Humitropepts adalah Tropepts (sub ordo Inceptisol) yang kaya akan

humus yang relatif dingin dan terdapat pada daerah dataran tinggi yang lembab.

  Rezim kelembaban tanah sebagian besar udic, dan rezim suhu sebagian besar isoterm atau isomesic. Kejenuhan basa biasanya rendah atau sangat rendah.

  Tanah ini memiliki epipedon umbric ataupun ochric dan sebagian besar memiliki horison bawah penciri cambic. Sub ordo ini sebagian besar ditumbuhi hutan cemara berdaun lebar, tetapi banyak yang digunakan untuk perladangan berpindah (Soil Survey Staff, 1975).

  Humitropepts adalah Tropopepts yang (1) Memiliki 12 kg atau lebih

  karbon organik yang berasal dari serasah permukaan di tanah per meter persegi hingga kedalaman 1 m (2) memiliki kejenuhan basa < 50 persen (NH4OAc) pada beberapa subhorizon antara kedalaman 25 cm dan 1 m dan (3) tidak memiliki horison sombric (Soil Survey Staff, 1975).

  Morfologi dan Sebaran Akar Kopi Arabika Sigarar Utang

  Sistem perakaran kopi terdiri dari tap root (akar tunggang), akar vertikal aksial, akar lateral yang beberapa di antaranya lebih atau kurang sejajar dengan tanah (pelat permukaan akar) dan akar – akar lain yang berada di tanah lebih dalam (baik yang tumbuh secara vertikal maupun horizontal) (lihat pada gambar 1.) (Kufah, 2006 dikutip dalam Hiwot, 2011.).

  Tanaman kopi Arabika memiliki akar tunggang yang memiliki panjang ± 45 – 50 cm.
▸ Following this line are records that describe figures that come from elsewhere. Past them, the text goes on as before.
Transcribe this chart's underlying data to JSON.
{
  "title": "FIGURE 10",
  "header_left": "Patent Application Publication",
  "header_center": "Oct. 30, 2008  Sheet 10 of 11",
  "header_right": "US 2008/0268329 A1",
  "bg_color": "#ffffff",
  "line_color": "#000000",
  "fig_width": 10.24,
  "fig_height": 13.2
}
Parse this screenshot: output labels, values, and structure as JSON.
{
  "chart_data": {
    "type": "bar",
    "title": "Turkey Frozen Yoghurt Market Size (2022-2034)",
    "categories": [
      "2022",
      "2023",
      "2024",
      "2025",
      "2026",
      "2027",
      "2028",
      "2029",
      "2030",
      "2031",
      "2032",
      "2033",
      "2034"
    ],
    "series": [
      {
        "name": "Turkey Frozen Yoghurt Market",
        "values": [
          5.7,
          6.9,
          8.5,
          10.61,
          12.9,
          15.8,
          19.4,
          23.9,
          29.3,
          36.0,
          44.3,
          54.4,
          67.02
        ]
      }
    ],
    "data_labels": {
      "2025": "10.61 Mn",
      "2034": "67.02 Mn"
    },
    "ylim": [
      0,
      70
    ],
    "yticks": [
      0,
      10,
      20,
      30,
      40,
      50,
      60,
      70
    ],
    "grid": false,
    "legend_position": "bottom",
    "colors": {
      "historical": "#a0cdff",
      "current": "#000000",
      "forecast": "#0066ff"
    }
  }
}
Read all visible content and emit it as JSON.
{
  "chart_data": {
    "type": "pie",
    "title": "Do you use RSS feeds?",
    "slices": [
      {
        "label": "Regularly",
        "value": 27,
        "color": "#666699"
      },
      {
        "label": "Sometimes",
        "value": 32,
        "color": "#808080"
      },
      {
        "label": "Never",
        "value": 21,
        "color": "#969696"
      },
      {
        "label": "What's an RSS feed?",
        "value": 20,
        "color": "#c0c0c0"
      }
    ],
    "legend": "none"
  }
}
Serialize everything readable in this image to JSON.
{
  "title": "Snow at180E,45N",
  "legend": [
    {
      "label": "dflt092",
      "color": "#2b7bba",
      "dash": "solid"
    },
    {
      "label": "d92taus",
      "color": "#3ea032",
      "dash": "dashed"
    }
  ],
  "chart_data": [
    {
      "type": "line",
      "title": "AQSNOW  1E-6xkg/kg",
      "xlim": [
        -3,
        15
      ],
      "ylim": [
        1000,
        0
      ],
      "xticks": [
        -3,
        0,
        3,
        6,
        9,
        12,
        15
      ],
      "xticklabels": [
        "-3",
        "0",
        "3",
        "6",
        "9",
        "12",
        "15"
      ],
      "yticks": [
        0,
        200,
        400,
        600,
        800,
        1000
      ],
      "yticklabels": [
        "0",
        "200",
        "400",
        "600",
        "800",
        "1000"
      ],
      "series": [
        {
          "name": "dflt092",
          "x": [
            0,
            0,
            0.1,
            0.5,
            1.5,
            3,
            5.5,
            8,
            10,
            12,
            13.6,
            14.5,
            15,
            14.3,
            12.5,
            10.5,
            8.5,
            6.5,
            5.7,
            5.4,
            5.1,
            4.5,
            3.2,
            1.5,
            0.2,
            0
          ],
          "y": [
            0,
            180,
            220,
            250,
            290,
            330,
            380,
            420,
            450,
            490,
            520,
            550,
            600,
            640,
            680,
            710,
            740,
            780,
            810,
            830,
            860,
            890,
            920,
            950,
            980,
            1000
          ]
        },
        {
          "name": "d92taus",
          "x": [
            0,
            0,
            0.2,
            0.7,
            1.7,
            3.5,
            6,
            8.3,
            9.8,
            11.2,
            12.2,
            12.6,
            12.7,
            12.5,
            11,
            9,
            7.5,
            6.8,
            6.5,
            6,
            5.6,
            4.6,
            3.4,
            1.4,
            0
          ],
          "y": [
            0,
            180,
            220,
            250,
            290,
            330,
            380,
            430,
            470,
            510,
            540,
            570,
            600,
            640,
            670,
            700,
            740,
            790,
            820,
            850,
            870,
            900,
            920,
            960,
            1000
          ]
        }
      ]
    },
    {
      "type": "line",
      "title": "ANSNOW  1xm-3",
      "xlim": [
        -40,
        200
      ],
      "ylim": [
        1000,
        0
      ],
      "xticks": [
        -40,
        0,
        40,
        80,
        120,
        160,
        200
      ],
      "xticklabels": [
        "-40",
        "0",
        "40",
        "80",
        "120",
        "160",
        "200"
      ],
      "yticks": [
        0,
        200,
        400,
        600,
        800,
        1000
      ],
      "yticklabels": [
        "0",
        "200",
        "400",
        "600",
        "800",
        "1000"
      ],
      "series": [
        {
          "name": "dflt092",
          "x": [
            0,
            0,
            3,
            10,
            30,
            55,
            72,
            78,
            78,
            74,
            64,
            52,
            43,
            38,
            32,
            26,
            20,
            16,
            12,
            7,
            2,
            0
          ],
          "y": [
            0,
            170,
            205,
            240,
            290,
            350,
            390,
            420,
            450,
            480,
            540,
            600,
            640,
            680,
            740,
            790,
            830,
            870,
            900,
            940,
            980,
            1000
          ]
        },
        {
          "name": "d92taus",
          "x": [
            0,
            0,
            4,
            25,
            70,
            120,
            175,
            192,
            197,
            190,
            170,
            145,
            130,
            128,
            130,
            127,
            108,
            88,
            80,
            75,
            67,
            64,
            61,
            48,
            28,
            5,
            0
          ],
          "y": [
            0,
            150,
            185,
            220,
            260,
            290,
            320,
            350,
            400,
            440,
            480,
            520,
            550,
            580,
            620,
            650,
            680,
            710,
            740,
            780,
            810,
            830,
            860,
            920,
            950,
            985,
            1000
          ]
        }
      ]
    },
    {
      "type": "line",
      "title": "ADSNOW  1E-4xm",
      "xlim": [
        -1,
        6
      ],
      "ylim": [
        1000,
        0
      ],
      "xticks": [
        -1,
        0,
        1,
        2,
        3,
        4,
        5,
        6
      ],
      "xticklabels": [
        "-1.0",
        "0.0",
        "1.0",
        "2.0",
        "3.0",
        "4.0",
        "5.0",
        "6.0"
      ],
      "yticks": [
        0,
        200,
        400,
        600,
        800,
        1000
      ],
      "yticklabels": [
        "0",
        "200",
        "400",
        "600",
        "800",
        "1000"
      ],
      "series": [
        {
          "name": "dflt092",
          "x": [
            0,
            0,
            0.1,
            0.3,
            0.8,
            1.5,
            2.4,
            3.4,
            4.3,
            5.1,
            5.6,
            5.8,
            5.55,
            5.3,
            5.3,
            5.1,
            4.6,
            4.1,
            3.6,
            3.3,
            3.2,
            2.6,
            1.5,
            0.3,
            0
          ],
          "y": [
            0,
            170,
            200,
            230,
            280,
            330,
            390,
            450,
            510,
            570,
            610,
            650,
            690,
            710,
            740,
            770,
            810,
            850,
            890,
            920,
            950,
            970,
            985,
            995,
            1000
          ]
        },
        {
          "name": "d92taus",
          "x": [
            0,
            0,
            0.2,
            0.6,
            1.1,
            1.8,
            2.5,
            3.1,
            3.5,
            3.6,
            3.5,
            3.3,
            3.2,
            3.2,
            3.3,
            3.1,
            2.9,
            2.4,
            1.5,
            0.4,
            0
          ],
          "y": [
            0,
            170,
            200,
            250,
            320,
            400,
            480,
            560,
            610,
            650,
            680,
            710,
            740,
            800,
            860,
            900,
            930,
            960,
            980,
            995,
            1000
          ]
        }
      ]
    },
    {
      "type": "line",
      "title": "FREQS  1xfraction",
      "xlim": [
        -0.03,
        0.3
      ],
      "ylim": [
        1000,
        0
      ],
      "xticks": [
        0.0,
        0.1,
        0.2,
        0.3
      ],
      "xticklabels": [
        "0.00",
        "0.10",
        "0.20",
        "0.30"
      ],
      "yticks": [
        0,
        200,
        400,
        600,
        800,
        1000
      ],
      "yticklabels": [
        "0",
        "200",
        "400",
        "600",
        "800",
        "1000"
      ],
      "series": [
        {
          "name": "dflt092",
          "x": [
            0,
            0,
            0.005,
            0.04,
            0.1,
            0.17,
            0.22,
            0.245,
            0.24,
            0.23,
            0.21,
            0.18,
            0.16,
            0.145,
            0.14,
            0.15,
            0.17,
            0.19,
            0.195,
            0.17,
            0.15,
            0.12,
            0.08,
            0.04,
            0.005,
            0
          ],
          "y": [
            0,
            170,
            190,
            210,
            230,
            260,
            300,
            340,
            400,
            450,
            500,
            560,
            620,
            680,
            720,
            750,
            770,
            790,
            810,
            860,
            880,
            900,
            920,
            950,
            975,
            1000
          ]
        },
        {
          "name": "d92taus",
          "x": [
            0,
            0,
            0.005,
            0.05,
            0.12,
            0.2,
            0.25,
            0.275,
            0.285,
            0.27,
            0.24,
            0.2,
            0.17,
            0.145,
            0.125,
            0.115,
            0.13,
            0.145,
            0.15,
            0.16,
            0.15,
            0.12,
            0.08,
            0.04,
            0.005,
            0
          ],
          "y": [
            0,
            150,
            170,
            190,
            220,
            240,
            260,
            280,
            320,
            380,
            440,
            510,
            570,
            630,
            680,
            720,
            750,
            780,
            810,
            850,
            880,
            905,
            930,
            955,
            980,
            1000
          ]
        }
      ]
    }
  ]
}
Pada akar tunggang ini terdapat empat sampai delapan akar samping yang menurun ke bawah sepanjang 2 – 3 meter (akar vertical aksial). Selain itu, banyak akar samping (akar lateral) juga yang tumbuh secara horizontal yang memiliki panjang 2 meter berada pada kedalaman 30 cm dan bercabang merata masuk ke dalam tanah lebih dalam lagi. Di dalam tanah yang sejuk dan lembab, di bawah permukaan tanah , akar cabang tadi bisa berkembang lebih baik. Sedang di dalam tanah yang kering dan panas, akar akan berkembang ke bawah (Budiman, 2012).

  Akar tunggang Akar lateral

  Akar vertikal aksial Gambar 1. Morfologi Akar Kopi

  Sistem akar khas pohon kopi Arabika yang matang terkonsentrasi di lapisan pertama 0.30 m dari permukaan tanah dan didistribusikan dalam lingkaran sekitar 1.50 m diameter di sekitar batang pohon (Hiwot, 2011).

  Sistem akar kopi sangat plastik dan pertumbuhan horisontal dan vertikal dari akar kopi dapat dipengaruhi oleh umur tanaman genotip, serta kondisi lingkungan seperti tekstur, struktur, kedalaman, kelembaban aerasi, dan kesuburan tanah (Taye Kufah, 2006 dikutip dalam Fekru Meko, 2005; Schaffer dan Andersen, 1994). Untuk menjadi tebal dan kuat sistem akar memerlukan pasokan luas nitrogen, kalsium dan magnesium.

  Pertumbuhan akar tanaman dan terbentuknya bulu akar yang baru menyebabkan terjadinya persinggungan antara hara dan akar tanaman. Pertumbuhan akar dan bulu akar ini akan menembus pori agregat tanah dan bersinggungan dengan ion yang ada. Apabila ion berada dalam bentuk tersedia (available), maka terjadi pertukaran ion dan kemudian ion ini masuk ke dalam akar (Rosmarkam dan Yuwono, 1997).

  Perakaran tanaman mempunyai fungsi pokok sebagai: a) badan pejangkar, yang memungkinkan tanaman tumbuh tegak pada medium, b) badan penyerap air dan hara, yang menjadi penjamin berlangsungnya proses – proses fisiologis dalam tubuh tanaman, dan c) badan penyimpan asimilat.

  Pengkajian fungsi perakaran sebagai badan penyerap hara perlu memperhatikan adanya faktor – faktor hereditas dan lingkungan, baik lingkungan atmosfir, sistem tanah maupun pengelolaan (Damanik, dkk, 2010).